Another tractor and trailer comes in to replace the one that's gone -

Here you can just see that the combine has gone back down the field, and the two tractors are awaiting their next loads -

 Quite a nicely choreographed operation really.

Now I'm looking ahead to the next bit of my journey. The Ridgeway is in the distance. Look into that corn field on the left - see a tiny dark spot? That is a hare running away as fast as his long legs will carry him! While I was watching the harvesting I was amazed to see him suddenly appear on the track in front of me, but as soon as I moved to take a photo he ran off.

6 I'm now in the village of Childrey, where I passed the time of day with a man who I often see walking, either on his own, or pushing his grandchild in her pushchair. Childrey not only has a lovely pond but a lovely VW camper van too! And a rather, dare I say it, upmarket village shop and cafe, which is very popular with walkers and cyclists -

The pond. There's just something about a village pond.....

This is my last downhill section, heading towards Sparsholt, where I have never yet managed to get up to more than 20 mph. Further down on the right hand side, there are some woods whence cometh the most lovely fragrance in spring.  Every time I cycle by I breathe it in and go "Ahhhhh.....". About 8 years ago I went walking with a friend who pointed out to me something called Poplar Balsam, and when I first noticed the smell coming from these woods I instantly recognised it as that. They say you remember smells even when you haven't smelt them for years.  My plan is to sneak in there and pinch a cutting and grow my own -

8  Oh, and here is the local library, in the phone box! I've read books from there and also donated some, as well as my Cycling UK magazines!

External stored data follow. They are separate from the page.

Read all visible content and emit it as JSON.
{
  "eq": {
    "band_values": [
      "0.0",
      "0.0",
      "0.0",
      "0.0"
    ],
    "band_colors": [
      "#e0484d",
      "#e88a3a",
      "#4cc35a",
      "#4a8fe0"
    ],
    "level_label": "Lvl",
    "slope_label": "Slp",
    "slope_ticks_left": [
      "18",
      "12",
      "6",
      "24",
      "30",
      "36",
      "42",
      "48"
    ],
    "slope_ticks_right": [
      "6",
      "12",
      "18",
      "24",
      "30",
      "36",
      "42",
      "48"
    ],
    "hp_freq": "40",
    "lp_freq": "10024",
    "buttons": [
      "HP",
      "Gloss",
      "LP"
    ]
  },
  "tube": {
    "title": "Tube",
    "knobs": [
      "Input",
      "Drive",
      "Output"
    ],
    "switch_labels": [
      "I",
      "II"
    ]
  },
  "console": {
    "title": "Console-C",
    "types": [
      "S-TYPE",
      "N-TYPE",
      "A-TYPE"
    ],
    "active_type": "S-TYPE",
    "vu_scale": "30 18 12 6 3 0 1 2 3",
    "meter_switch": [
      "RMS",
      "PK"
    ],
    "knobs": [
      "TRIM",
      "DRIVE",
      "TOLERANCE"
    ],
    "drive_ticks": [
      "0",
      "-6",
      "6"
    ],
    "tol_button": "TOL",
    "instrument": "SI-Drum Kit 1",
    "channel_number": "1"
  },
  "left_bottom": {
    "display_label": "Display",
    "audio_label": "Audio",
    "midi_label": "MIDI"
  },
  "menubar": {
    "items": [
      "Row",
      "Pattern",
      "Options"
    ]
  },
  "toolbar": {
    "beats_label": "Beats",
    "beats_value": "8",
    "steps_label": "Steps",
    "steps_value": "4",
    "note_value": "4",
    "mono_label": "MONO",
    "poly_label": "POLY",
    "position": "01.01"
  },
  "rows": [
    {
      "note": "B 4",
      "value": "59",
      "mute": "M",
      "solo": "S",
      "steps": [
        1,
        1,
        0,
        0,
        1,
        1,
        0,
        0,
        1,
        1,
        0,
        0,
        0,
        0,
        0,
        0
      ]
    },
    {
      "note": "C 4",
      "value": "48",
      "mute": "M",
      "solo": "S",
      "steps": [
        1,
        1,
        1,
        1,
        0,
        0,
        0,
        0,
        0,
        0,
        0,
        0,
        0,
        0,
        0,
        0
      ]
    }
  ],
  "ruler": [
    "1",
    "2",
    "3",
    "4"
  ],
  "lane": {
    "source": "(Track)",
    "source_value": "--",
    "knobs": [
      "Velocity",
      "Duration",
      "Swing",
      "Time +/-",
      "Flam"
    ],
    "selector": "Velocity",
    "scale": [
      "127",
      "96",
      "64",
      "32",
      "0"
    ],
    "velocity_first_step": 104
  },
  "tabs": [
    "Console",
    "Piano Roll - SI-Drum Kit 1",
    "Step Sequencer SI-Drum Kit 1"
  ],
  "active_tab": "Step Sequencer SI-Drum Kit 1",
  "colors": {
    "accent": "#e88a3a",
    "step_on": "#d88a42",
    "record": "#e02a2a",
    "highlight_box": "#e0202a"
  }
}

Remember that apple tree? I now have 7 trees growing from its apple pips I sowed last year!

Apple trees, with a side of orange buddleia.

The beautiful orange buddleia is one which I discovered growing locally, and took some cuttings from. It's Buddleia Weyeriana "Sungold". Buddleia is incredibly easy to grow and I love seeing the butterflies on it. Just today another cutting I took has come out in flower at the bottom of the garden.

This is just my very ordinary cycle ride to go shopping and although I couldn't ask for a much nicer route,  I wouldn't miss it for all the tea in China even in the winter. I could have used the car today as Husband didn't need it, but if I'd done that, I'd have seen none of this, as my route would have been all on road. No stopping to watch the harvesting, no sighting of that hare, no banter over the firewood artwork, no passing the time of day with the man with his grandchild, and certainly no exercise or fresh air.

So there we are, that's why I love cycling!

*Apologies for the change of font - I just couldn't get it to change back although as you can see eventually it did by itself!


  1. what a super post. I love that you are documenting your ordinary journeys
    Brenda in the Boro

  2. Glad you enjoyed it Brenda!

  3. Thanks, Lizzie. A great story about a great day out!

  4. What an interesting time you have on your bike, thanks for sharing. There are lots of ways of taking cuttings, my favourite is to break a bit off and stick it in a jar of water to root, its surprising what you can grow.

  5. As the gardener, do please tell me which ones root in water and which ones don't!

  6. What a charming post! I love your tempo - relaxed and casual, just why cycling is such a pleasure, eh? Keep posting and I'll keep reading. Cheers!

    1. Thank you very much! I re-read this post and thought - gosh, it was a bit long.... I am well overdue in writing a new post and hope to do so in the next day or two.